The problem continues into the May 3, 1994 letter and job description. Its
reference to “occasional” bending and kneeling is, again, too vague, and leaves
the door open to duties that exceed Dr. Steele’s restrictions.
DM defends its offer by stressing that any deficiency is cured by the May
3, 1994 promise to “work with the physician to modify jobs within given
restrictions or limitations.” The difficulty with accepting this argument is that it
essentially legitimizes any job offer – no matter how inappropriate – under the
7
guide of later modification. As noted previously, if a job offer is to be sufficient
to stop TTC, it must be clear that the job is indeed within claimant’s restrictions.

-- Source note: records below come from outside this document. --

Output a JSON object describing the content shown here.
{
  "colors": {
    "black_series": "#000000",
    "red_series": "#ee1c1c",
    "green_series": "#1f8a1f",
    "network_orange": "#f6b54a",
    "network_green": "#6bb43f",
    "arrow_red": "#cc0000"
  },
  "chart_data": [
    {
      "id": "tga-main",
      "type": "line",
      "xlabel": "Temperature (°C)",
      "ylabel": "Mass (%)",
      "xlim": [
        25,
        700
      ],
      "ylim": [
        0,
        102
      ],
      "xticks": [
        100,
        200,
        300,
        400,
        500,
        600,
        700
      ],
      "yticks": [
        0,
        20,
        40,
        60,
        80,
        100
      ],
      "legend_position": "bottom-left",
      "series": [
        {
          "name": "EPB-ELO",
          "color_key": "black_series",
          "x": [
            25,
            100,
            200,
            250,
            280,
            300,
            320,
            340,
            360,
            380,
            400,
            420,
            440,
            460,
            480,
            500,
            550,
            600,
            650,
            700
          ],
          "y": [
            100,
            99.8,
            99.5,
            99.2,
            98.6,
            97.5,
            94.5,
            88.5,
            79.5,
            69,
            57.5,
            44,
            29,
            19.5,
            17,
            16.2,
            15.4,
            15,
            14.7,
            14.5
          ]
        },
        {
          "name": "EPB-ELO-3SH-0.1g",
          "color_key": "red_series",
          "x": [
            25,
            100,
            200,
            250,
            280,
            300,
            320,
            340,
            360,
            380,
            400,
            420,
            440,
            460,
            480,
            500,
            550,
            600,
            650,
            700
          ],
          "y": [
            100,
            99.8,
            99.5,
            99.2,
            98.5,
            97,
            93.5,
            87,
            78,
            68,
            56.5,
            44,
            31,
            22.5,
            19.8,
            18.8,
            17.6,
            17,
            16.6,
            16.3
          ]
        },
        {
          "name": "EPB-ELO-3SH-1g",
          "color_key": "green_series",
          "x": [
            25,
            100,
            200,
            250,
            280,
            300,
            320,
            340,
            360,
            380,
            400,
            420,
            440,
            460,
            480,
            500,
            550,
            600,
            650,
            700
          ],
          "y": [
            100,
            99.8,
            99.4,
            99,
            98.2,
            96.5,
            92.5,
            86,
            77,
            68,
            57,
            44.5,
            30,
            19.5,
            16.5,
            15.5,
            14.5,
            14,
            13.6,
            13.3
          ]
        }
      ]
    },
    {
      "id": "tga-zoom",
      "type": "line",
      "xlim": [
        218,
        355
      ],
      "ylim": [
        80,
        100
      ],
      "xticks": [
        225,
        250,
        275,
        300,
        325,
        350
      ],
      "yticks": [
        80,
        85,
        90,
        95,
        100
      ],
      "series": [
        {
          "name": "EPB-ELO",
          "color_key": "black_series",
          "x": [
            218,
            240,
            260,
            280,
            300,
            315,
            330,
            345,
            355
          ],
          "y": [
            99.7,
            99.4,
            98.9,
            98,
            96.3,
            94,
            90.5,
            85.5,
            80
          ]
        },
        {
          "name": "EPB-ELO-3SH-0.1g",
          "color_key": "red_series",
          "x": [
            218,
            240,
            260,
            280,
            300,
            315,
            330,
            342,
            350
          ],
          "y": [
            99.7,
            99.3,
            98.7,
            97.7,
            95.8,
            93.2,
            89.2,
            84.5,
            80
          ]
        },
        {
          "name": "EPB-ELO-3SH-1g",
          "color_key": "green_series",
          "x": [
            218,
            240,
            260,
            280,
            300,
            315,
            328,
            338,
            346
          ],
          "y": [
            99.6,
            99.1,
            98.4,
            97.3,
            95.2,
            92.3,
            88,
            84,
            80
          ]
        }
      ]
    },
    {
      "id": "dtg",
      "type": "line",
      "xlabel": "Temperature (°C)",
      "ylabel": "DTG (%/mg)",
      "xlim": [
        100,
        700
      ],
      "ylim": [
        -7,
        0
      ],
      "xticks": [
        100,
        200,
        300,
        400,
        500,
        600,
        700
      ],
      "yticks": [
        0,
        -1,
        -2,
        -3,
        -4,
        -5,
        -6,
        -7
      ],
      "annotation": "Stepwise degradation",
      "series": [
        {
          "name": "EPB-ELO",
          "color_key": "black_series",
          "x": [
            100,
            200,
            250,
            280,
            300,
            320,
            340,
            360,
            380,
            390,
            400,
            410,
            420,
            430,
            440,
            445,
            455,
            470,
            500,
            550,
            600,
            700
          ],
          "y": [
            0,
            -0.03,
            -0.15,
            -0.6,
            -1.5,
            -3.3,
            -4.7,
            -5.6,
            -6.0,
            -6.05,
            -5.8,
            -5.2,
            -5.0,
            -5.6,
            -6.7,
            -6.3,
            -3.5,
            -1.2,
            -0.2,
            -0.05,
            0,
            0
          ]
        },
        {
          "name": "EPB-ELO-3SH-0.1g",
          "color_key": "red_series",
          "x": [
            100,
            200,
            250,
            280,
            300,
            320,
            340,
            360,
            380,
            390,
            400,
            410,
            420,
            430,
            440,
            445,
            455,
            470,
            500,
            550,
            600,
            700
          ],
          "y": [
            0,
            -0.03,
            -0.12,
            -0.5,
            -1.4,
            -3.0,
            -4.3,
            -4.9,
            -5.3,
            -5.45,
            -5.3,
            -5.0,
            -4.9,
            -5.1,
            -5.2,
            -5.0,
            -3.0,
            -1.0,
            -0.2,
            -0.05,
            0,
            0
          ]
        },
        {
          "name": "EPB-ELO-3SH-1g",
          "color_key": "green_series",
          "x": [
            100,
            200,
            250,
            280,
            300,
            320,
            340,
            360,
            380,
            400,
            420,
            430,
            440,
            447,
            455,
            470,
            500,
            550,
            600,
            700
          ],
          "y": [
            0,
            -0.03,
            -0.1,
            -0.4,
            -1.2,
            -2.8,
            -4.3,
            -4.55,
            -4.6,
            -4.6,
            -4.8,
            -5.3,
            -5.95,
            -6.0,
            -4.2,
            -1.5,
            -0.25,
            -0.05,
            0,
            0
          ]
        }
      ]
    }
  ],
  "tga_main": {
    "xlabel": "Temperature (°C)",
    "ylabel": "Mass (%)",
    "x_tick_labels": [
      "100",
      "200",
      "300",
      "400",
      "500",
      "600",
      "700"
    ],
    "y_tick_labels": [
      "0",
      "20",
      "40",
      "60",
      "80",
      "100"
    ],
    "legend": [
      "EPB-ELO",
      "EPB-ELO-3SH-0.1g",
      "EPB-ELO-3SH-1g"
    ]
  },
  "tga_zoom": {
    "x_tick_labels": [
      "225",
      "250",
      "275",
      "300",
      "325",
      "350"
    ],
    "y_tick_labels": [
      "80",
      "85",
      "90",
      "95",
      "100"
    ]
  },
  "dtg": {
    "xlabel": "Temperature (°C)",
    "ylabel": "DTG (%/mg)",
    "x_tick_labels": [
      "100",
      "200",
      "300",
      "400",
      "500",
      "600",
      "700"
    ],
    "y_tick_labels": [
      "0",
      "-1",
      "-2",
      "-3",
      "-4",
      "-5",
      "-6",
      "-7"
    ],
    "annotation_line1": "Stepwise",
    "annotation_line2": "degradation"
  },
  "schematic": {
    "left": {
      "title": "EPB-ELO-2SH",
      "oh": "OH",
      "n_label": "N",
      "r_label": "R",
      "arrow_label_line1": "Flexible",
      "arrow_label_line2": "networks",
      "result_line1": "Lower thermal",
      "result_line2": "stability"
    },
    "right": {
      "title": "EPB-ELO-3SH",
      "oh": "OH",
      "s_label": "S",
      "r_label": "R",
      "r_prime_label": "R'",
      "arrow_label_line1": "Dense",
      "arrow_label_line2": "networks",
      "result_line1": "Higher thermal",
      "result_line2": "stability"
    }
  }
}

The court of appeals sought clarity in returning the cause to the
commission for further consideration, and we agree with this ruling. Neither the
DHO (who ignored the May 3, 1994 job description) nor the staff hearing officer
(who mentioned it only in passing) addressed the two key questions posed by the
job description: (1) What is DM’s definition of “occasional” bending and
kneeling? and (2) Does that definition comport with Dr. Steele’s restrictions? As
the court of appeals found, there are serious unanswered questions here.
The second flaw in the commission’s order is in its rejection of Steele’s C-
84s as unpersuasive. The commission based this conclusion on Dr. Steele’s
deposition testimony, presumably believing that he had repudiated his earlier C-
84 declaration of an inability to return to the former position of employment. Dr.
Steele, however, never testified that claimant could return to her former job. He
said only that claimant could return to modified light duty, and actually
reaffirmed that claimant could not resume her previous duties.
Accordingly, the judgment of the court of appeals is affirmed.
Judgment affirmed.
DOUGLAS, RESNICK, F.E. SWEENEY, PFEIFER and LUNDBERG STRATTON,
JJ., concur.
MOYER, C.J., and COOK, J., concur in part and dissent in part.
__________________
COOK, J., concurring in part and dissenting in part. I agree with the
majority’s affirmance of the appellate court’s decision, but with one modification.
The commission’s denial of TTC for the period beyond July 24, 1995, ought not
be reconsidered. The commission denied TTC for that period not for lack of
persuasive evidence, but for lack of any evidence of temporary total disability.
That denial should remain intact, since Dr. Steele did not certify temporary total
8
disability beyond July 24, 1995. Accordingly, I would return this cause to the
commission for reconsideration of the period of January 24, 1994 to July 24,
1995, only.
MOYER, C.J., concurs in the foregoing opinion.